The MTTF is calculated by dividing the sum of the operating times of all tested components by the number of components. The formula is
MTTF = total operating time of all components / number of components
This calculation produces an average value that indicates the expected service life of a product or component before a failure occurs.
It is used in product development and quality management to assess the reliability and service life of products. Manufacturers use it to forecast the durability of their products. Customers should receive reliable information about the service life. Particular attention should be paid to the MTTF and the evaluation of the reliability of devices that do not need to be repaired but have to be purchased again after a failure. A high MTTF value is better and signals a high reliability and longevity of the product.

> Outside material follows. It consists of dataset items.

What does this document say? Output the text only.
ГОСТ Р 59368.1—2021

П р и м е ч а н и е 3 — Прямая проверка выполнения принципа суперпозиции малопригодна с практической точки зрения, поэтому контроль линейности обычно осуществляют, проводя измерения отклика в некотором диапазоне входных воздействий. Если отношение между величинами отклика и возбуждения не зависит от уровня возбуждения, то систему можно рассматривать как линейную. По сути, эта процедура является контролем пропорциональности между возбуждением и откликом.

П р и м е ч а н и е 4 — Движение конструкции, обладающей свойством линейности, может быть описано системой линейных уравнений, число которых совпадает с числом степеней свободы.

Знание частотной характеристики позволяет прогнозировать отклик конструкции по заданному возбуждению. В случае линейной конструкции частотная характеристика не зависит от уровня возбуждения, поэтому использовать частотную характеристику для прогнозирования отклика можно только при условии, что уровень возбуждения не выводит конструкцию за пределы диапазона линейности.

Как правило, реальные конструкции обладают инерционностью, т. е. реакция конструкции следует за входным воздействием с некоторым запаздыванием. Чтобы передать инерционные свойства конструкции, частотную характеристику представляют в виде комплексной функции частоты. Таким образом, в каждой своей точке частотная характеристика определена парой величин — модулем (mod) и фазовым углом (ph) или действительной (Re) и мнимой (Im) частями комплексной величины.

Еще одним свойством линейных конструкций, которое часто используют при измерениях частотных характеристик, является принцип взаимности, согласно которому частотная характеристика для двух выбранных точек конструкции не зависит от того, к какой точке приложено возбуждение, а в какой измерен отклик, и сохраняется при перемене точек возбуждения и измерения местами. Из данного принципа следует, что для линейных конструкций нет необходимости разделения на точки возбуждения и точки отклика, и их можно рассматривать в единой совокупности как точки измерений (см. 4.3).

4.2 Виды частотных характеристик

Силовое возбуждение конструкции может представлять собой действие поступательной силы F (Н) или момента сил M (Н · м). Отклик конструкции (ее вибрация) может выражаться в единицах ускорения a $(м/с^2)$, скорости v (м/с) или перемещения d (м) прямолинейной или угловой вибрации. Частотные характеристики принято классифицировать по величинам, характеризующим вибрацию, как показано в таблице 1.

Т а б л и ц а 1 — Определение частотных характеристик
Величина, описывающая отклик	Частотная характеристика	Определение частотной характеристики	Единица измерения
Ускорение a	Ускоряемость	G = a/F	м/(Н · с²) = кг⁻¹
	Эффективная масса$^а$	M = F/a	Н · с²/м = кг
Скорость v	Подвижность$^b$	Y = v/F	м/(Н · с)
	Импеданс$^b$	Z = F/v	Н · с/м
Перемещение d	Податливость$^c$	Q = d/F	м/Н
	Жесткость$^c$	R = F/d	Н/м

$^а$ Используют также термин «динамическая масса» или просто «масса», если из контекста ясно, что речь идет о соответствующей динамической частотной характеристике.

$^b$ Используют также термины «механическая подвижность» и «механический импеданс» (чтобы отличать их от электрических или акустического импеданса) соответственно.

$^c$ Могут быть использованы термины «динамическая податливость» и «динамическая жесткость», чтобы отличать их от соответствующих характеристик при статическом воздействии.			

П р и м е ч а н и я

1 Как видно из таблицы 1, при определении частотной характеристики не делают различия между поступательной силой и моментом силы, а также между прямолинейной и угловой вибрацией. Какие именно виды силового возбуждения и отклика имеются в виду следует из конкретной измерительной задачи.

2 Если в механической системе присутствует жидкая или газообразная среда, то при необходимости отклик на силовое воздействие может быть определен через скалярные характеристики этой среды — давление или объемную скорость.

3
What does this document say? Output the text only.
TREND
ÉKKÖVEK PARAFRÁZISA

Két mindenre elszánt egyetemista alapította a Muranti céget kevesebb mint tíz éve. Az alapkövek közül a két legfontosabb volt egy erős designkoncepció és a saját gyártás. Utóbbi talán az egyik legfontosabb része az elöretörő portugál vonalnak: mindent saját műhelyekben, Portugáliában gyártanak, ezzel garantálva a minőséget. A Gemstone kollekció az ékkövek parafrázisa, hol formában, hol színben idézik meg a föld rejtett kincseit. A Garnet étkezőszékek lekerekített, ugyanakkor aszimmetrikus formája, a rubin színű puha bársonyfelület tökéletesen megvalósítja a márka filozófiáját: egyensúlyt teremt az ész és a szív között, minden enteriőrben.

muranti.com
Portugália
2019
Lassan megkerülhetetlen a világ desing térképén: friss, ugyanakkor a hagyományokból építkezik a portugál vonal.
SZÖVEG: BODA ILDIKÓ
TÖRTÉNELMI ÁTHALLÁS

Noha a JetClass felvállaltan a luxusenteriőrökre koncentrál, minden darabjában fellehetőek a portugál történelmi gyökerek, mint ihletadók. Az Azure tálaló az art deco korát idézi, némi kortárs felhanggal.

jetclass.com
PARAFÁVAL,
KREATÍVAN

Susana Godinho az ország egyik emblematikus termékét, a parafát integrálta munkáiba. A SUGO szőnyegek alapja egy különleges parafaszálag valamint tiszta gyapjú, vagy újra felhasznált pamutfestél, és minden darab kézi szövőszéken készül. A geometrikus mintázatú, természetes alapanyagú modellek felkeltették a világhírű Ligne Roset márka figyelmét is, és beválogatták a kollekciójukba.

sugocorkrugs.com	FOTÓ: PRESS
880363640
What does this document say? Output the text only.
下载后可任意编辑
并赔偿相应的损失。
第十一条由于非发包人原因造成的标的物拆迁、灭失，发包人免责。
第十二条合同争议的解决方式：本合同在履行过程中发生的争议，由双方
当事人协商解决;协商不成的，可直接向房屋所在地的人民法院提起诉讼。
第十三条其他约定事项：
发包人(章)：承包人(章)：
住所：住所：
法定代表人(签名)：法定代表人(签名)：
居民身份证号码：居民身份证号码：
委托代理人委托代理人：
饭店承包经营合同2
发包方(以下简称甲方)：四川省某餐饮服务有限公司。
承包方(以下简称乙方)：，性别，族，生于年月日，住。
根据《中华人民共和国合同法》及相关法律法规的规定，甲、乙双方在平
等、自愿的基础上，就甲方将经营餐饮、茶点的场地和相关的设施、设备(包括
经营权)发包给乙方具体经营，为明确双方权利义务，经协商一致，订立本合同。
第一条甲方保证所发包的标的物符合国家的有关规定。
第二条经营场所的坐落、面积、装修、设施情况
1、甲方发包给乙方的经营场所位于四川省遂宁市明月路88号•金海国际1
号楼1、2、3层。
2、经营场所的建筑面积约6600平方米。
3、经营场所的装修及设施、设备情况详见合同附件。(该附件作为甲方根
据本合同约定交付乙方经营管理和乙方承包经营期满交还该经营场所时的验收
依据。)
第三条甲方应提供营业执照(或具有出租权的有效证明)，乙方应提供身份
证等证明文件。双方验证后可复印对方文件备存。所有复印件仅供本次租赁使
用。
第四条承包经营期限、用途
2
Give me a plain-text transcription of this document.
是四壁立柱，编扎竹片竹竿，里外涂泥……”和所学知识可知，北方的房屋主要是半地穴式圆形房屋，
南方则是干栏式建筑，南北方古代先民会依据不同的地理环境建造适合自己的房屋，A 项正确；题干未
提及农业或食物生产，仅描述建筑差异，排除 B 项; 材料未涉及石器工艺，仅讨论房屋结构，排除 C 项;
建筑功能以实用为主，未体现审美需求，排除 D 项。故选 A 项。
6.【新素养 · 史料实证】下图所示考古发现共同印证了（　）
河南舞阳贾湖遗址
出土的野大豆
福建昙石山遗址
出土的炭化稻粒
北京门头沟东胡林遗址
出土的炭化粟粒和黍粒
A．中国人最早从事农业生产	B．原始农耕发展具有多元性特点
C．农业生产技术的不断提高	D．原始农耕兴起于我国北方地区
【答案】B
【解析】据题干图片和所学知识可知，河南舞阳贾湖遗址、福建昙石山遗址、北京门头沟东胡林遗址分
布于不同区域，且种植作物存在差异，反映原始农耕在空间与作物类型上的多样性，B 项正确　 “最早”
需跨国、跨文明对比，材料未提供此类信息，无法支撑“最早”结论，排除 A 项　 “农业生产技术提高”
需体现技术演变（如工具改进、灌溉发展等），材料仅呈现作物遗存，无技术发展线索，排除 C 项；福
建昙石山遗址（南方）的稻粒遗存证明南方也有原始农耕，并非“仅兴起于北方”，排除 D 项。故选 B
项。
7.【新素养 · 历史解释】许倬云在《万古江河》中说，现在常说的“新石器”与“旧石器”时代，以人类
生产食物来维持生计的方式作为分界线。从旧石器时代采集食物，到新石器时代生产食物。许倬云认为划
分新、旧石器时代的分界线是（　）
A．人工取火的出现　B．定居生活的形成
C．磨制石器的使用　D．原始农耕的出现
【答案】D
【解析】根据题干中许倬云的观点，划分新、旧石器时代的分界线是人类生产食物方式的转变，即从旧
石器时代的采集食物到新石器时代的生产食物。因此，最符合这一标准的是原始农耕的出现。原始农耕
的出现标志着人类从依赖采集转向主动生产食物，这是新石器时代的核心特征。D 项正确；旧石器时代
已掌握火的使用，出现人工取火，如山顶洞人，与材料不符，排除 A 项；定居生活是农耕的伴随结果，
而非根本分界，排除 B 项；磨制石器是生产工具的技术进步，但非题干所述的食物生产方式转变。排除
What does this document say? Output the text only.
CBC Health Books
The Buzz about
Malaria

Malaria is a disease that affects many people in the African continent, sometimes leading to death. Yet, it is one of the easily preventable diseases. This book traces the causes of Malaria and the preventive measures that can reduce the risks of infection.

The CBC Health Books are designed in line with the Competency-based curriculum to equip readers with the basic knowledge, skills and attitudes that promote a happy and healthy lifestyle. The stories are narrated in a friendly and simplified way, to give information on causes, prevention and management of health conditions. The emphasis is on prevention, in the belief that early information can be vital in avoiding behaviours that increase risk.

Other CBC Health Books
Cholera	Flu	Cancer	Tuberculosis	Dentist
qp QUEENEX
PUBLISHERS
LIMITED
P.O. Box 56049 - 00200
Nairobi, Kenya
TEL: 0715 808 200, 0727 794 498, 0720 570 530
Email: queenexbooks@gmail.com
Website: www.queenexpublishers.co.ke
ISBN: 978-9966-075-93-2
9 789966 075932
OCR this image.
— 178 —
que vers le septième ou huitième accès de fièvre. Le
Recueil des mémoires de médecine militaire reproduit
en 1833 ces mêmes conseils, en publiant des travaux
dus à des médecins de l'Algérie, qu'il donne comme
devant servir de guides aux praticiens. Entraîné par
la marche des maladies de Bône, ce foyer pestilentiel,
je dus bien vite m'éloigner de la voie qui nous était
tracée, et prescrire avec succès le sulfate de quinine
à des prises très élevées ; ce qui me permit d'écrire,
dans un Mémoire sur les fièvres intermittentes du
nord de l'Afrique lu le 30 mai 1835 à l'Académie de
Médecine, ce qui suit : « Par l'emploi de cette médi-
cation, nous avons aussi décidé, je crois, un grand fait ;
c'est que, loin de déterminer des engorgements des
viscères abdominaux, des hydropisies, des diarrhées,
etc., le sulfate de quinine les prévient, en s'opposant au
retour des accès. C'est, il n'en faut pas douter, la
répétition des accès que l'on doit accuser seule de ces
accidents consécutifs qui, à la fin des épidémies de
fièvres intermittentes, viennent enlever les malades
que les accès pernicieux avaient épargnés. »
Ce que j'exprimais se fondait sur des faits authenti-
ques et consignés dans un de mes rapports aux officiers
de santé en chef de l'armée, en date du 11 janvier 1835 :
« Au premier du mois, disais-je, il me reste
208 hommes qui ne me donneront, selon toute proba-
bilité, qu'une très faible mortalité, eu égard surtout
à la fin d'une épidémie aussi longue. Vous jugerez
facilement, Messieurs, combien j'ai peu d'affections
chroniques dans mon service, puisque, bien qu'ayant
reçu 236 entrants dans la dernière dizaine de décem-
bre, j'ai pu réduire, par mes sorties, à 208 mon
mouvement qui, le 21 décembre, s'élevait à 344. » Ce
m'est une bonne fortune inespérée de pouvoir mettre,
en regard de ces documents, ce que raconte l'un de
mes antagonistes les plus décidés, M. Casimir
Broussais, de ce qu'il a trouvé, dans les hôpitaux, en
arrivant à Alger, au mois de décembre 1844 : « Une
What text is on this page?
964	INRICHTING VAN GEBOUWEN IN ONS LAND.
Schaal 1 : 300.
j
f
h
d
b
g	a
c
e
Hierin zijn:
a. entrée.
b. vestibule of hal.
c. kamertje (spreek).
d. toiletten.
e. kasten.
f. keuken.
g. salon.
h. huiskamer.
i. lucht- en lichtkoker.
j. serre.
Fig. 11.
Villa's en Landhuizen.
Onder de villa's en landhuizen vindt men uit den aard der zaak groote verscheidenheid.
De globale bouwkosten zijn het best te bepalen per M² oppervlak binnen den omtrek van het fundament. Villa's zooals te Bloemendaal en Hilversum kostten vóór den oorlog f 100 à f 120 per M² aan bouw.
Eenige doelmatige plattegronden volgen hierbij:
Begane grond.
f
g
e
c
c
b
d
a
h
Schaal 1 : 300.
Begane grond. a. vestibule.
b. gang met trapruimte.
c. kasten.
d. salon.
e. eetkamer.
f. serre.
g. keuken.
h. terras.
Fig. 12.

When comparing the MTBF, MTTR, MTTA and MTTF metrics, it becomes clear that each of these key figures covers a specific aspect of system reliability and maintenance in the ticket system / case software.
While the MTBF (Mean Time Between Failures) measures the average time between two consecutive failures of a system and reflects the reliability over a longer period of time, the MTTR (Mean Time to Repair) focuses on the efficiency of the recovery process after a failure. The MTTA, on the other hand, shows how quickly a problem is recognised and confirmed, which is crucial for rapid problem handling.
However, MTTF (Mean Time To Failure) is fundamentally different as it measures the average operating time until the first failure of a non-repairable component or system. While MTBF, MTTR and MTTA are often used in systems that can be repaired after failures, MTTF is mainly applied to products that need to be replaced after a failure.
Together, these metrics provide a comprehensive picture of system reliability and the efficiency of response and repair processes, with each metric making a specific contribution to optimising system availability and minimising downtime.